Strengths: This is a good paper. The authors' model is well-formulated, clearly stated, and its assumptions make sense. The idea to introduce autoencoders into topic models along with recurrent networks for modeling syntax has been studied before, but no dominant model has emerged and it is still unclear how to set this task up correctly, which is thus an important research question in topic models. In this paper, I found the divide of words into thematic and non-thematic words a particularly interesting modeling choice, and the short theorem which demonstrates that the model recovers a standard RNN-based language model if a uniform distribution is used over the topics is a nice touch to help with understanding. The experiments are comprehensive, with the authors comparing their proposal against many different methods on test set perplexity. Evaluating topic models well is a known difficult problem due to their unsupervised nature, so presenting a few of the generated topics is a nice touch (albeit a risky one - I have submitted model output in one of my own prior submissions because I thought it was good, only to have the paper rejected because the referees incorrectly accused me of cherry-picking, which years later I am still insulted by and upset about).

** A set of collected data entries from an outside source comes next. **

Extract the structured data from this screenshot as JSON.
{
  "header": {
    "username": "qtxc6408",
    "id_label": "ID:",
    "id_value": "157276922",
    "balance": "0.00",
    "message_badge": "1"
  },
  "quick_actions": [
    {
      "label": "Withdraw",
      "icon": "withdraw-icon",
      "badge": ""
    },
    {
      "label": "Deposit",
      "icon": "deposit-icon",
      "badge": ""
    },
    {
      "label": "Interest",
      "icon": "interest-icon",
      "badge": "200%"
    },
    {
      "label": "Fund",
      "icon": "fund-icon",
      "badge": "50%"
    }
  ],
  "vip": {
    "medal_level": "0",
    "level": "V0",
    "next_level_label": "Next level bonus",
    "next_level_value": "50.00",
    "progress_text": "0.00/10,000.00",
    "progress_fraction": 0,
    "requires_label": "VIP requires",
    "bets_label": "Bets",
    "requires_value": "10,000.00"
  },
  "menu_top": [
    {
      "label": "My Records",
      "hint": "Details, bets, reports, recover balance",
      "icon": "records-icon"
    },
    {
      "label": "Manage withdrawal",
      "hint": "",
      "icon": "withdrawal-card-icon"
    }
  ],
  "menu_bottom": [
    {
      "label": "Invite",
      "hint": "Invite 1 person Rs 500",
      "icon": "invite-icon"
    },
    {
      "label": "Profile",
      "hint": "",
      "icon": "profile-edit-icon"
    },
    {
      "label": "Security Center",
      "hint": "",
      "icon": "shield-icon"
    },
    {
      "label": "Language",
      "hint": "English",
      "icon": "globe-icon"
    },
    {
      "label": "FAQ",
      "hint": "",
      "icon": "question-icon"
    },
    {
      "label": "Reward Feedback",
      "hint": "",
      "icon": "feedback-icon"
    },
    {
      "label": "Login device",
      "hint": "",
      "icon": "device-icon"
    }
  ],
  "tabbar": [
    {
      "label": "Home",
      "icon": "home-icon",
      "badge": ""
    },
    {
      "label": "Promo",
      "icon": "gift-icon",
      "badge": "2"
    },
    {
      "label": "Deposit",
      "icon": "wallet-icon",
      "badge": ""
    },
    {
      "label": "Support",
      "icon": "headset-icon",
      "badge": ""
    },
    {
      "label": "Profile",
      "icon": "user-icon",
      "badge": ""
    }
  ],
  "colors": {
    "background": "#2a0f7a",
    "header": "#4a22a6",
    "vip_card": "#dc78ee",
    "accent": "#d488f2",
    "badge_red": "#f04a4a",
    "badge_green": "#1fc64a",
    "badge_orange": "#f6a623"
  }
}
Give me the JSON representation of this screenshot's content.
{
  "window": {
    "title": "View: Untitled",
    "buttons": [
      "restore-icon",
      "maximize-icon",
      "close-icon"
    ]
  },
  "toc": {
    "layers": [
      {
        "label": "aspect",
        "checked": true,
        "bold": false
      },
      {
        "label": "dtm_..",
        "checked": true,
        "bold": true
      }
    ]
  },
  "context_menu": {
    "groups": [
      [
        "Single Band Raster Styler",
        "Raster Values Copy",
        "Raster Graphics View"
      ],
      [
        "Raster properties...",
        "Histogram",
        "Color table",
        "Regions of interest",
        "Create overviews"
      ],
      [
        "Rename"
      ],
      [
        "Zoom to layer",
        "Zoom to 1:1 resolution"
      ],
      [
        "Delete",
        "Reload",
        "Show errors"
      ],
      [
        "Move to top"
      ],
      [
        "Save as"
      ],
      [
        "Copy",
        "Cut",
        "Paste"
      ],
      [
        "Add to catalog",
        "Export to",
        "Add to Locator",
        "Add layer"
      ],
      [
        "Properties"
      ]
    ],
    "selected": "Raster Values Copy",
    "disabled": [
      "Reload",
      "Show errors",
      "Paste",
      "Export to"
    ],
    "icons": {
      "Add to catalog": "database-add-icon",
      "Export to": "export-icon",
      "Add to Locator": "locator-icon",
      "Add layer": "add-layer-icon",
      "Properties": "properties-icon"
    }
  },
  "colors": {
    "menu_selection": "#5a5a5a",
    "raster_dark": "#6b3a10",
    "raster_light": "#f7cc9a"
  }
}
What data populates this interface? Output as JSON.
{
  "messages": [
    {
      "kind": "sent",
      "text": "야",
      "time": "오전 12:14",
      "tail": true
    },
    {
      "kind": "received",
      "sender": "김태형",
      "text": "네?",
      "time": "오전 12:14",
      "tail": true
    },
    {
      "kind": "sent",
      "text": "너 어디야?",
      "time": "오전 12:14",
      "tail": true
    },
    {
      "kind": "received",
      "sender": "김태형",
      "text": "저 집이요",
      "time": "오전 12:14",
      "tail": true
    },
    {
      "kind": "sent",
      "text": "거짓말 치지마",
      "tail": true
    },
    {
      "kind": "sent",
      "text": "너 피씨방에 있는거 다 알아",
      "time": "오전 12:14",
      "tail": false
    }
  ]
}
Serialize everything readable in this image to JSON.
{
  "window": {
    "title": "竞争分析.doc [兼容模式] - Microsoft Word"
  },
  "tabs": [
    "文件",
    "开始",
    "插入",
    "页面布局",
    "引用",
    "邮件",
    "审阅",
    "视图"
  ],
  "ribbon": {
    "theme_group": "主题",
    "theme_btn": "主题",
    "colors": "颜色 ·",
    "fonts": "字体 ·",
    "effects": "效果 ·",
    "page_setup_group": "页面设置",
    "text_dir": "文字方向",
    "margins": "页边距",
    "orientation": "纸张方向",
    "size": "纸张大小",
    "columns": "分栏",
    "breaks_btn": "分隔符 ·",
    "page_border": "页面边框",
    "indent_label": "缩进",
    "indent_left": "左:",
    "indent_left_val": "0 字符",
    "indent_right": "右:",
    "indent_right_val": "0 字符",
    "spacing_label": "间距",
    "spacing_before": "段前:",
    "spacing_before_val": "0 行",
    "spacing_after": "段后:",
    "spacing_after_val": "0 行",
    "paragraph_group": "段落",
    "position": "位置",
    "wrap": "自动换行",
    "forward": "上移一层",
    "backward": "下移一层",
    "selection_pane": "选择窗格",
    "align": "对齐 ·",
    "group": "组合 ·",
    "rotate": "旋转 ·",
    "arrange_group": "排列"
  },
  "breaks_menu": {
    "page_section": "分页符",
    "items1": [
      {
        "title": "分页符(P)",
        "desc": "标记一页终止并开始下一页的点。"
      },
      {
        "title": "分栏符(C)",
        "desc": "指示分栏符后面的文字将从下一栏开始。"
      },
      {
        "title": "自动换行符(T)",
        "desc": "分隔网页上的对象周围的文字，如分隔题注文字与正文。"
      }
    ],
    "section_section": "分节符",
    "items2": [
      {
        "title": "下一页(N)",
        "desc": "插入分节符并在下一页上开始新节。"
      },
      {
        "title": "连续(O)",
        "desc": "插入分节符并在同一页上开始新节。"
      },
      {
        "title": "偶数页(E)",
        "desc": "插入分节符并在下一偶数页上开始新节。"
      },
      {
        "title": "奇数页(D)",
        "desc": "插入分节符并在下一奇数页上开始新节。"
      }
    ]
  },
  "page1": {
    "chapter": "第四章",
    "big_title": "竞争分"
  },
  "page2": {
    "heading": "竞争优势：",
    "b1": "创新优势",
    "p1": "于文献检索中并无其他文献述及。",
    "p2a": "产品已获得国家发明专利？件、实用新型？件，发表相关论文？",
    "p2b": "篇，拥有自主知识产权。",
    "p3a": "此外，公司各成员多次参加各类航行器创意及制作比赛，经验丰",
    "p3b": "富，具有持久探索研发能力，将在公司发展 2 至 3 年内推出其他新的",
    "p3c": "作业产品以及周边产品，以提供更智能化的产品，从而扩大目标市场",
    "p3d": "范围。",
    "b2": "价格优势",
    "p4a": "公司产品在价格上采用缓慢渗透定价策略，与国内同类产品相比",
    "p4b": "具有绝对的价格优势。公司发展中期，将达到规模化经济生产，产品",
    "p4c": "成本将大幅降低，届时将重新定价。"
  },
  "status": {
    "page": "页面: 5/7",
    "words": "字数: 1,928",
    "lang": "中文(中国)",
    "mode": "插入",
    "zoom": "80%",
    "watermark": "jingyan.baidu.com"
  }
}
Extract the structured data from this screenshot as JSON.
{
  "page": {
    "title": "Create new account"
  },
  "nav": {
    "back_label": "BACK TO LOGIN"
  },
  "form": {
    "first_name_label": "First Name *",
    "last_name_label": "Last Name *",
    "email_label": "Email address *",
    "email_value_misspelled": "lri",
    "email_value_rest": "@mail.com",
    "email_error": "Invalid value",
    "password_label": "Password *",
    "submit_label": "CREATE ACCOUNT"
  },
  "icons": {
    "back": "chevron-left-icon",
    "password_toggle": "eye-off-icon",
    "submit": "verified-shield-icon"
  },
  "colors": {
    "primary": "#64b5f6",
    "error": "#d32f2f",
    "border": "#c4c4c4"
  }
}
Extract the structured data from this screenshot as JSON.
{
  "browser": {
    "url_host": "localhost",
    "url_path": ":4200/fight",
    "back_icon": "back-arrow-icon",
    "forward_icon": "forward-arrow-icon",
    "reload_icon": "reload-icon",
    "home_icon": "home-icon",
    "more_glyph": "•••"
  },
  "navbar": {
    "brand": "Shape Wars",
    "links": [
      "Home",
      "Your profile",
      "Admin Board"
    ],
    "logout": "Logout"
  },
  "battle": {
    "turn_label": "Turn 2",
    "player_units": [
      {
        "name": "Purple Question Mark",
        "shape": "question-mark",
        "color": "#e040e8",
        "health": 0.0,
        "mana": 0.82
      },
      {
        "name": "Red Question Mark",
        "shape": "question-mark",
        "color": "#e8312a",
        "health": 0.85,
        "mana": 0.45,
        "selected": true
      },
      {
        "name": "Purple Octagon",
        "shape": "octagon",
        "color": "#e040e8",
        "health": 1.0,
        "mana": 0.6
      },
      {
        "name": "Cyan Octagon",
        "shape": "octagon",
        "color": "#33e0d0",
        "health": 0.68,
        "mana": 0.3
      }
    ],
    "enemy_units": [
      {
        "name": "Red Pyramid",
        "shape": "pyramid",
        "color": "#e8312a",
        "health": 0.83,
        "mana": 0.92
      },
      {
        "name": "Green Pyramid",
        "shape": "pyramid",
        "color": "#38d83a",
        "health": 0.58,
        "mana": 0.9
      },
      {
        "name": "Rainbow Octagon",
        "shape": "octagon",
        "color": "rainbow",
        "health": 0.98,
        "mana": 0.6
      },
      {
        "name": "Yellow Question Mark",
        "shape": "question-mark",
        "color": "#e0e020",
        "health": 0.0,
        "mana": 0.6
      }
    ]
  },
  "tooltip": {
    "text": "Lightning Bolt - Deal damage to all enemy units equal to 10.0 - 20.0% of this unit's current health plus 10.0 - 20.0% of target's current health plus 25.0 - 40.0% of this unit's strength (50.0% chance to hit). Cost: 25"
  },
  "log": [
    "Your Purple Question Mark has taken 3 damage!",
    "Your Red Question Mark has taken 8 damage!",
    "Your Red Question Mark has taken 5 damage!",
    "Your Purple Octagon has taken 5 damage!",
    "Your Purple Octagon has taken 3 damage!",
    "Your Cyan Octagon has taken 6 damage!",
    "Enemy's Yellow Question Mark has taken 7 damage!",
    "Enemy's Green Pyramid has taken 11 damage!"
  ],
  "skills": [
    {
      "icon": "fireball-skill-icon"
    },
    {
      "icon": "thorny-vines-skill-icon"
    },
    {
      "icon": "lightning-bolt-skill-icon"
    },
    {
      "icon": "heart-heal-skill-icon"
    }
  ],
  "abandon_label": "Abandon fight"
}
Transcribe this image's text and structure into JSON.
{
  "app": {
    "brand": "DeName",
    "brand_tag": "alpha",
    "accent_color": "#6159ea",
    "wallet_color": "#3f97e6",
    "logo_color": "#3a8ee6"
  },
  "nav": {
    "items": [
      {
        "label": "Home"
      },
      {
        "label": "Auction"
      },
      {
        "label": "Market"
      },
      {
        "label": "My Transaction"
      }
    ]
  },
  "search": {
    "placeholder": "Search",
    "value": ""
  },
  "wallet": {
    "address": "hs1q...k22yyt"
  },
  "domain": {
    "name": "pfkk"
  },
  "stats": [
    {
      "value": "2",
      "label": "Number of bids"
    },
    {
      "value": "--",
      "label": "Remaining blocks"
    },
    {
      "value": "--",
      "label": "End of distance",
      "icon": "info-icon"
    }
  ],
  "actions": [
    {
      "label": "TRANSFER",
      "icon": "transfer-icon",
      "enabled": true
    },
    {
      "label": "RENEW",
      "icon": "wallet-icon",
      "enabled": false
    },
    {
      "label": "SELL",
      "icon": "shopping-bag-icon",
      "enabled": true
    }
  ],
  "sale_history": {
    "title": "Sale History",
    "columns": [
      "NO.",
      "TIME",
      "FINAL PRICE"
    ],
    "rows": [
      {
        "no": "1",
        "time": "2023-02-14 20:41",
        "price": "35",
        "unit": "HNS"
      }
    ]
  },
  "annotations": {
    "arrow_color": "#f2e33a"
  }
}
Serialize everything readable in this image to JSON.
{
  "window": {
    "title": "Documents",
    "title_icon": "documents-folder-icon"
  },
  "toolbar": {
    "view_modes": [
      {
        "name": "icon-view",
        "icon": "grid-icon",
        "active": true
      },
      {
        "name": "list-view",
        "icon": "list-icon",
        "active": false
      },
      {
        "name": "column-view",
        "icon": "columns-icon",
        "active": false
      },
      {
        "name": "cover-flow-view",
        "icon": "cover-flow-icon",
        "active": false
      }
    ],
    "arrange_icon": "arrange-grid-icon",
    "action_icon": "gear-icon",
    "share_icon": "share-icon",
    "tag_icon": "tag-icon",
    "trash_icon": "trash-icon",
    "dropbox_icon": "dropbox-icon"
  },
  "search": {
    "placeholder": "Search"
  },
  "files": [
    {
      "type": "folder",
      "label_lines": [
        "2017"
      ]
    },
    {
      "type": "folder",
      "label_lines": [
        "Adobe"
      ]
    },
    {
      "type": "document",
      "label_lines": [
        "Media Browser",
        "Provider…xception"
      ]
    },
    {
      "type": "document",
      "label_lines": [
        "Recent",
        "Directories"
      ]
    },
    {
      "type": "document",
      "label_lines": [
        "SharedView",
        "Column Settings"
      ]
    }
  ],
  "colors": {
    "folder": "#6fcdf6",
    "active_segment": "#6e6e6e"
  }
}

Including model output is particularly helpful because it allows practitioners to subjectively gauge how well the model can be expected to perform, by simply reading the topics discovered on a standard corpora they are likely to have worked with before.

Weaknesses: The main downside is the use of a mean field assumption in the variational distribution of the topics. Mean field assumptions are known to perform poorly in many cases. Another issue is the use of a plain Bernoulli variable in the generative process to determine whether a word is thematically relevant, because in general this ought to depend on the word's context, such as other nearby tokens. These weaknesses could be explored as avenues of improvement in future work. The other downside is that all of the experiment datasets are tiny, with the largest having only 20m tokens, and the authors infer not very many topics. Developing scalable topic models is also an area of active research, and it is reasonable for the authors not to focus on this because the paper is on a different topic.

Correctness: Everything appears to be methodologically correct and I do not see any major issues. A good number of different competitor methods are benchmarked - a nice touch, especially since not papers on topic models release their source code, and good implementation can be challenging. Code is available.

Clarity: The paper is largely well-written. Below are some minor points of improvement. Some of the terminology is a bit ambiguous. For instance, I have never heard the term "neural variational inference" before - the authors say this is a synonym for variational autoencoders - the latter term is nowadays so standard that they should adopt it. Additionally, the authors follow the deep learning community and use "learning/inference" to refer to what statisticians call "inference/prediction". I suggest the terms "learning/prediction" because the topic modeling community is composed of a mix of machine learners and statisticians, as well as people in the social sciences and digital humanities, so avoiding the overloaded term "inference" seems helpful. Directly below eqn. 3, it is unclear what the authors mean by q(z_t) being defined similarly to p(z_t). I assume this is defined as the output of the autoencoder. It would be good to clarify this.

Relation to Prior Work: The authors do a nice job mentioning various prior work on neural topic models, which are still a relatively new and growing area, and their own different modeling choices are clearly written in Section 2 and Section 3.

Reproducibility: Yes

Additional Feedback: Please clarify the comment about eqn. 3. Please also consider adding a diagram to the paper, common in many deep learning papers, which shows the generative process with the encoder, decoder, and RNN, and in particular how different networks interact with each other in the loss. This would significantly improve clarify.